I just noticed that the SBL recently posted a statement opposing academic boycotts. It doesn't mention any particular boycott, but I suspect it has something to do with the BDS movement.
Statement on Academic BoycottsSBL’s mission statement enumerates the core values of the Society, including respect for diversity, openness to change, and critical inquiry that reflects SBL’s full international context. In order to fulfill this mission, SBL considers academic boycotts an obstacle to the free exchange of ideas, a bedrock principle for scholarly discourse. SBL’s statement on academic freedom elaborates the principles supporting critical inquiry and participation. Both the statement on academic freedom and this statement on academic boycotts are in accordance with the positions of AAUP.Rather than engaging in academic boycotts, the Society provides opportunities for organizing academic sessions, including those that address controversial issues. Such sessions, as with all sessions and panels at SBL conferences, relate to the scholarly mission of the Society, are open to all of its members, and provide analysis of complex and sometimes competing points of view. The Society recognizes that members, individually and in groups, exercise their right to participate according to their conscience and interest.

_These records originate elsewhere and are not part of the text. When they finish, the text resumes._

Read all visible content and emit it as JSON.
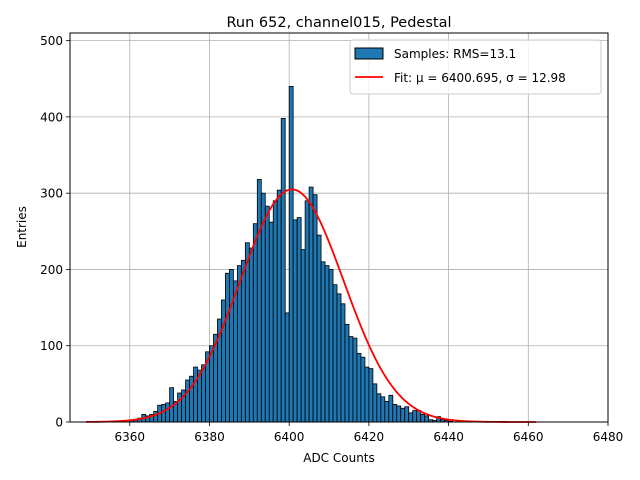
{
  "chart_data": {
    "type": "bar",
    "title": "Run 652, channel015, Pedestal",
    "xlabel": "ADC Counts",
    "ylabel": "Entries",
    "xlim": [
      6345,
      6480
    ],
    "ylim": [
      0,
      510
    ],
    "xticks": [
      6360,
      6380,
      6400,
      6420,
      6440,
      6460,
      6480
    ],
    "yticks": [
      0,
      100,
      200,
      300,
      400,
      500
    ],
    "grid": true,
    "legend_position": "top-right",
    "histogram": {
      "name": "Samples: RMS=13.1",
      "color": "#1f77b4",
      "edgecolor": "#000000",
      "bin_start": 6360,
      "bin_width": 1,
      "counts": [
        2,
        3,
        5,
        10,
        8,
        10,
        14,
        22,
        23,
        25,
        45,
        27,
        38,
        42,
        55,
        60,
        72,
        68,
        75,
        92,
        100,
        115,
        135,
        160,
        195,
        200,
        185,
        205,
        212,
        235,
        228,
        260,
        318,
        300,
        283,
        262,
        290,
        304,
        398,
        143,
        440,
        265,
        268,
        226,
        290,
        308,
        298,
        245,
        210,
        205,
        200,
        180,
        168,
        155,
        128,
        112,
        110,
        90,
        85,
        72,
        70,
        50,
        37,
        33,
        27,
        35,
        23,
        21,
        18,
        20,
        12,
        15,
        15,
        10,
        8,
        3,
        2,
        7,
        3,
        2,
        1
      ]
    },
    "fit": {
      "name": "Fit: μ = 6400.695, σ = 12.98",
      "label_prefix": "Fit: ",
      "mu_label": "μ = 6400.695",
      "sigma_label": "σ = 12.98",
      "mu": 6400.695,
      "sigma": 12.98,
      "amplitude": 305,
      "x_range": [
        6349,
        6462
      ],
      "color": "#ff0000"
    }
  }
}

The Society furthermore provides procedures for making public statements that are directly related to its mission or to the professional interests of its members.
OK, I must be really be out in the furthest parts of our universe; but, what is the"BDS" movement? I certainly wish it is not some kind of fundamentalist nonsense.
ReplyDeleteBDS = Boycott, Divestment, Sanctions - a political campaign against Israel. The boycott part is about boycotting Israeli academia by doing things like discouraging students from study abroad in Israel, refusing to publish articles by Israeli academics, protesting any collaboration between Israeli universities and those in other countries, etc.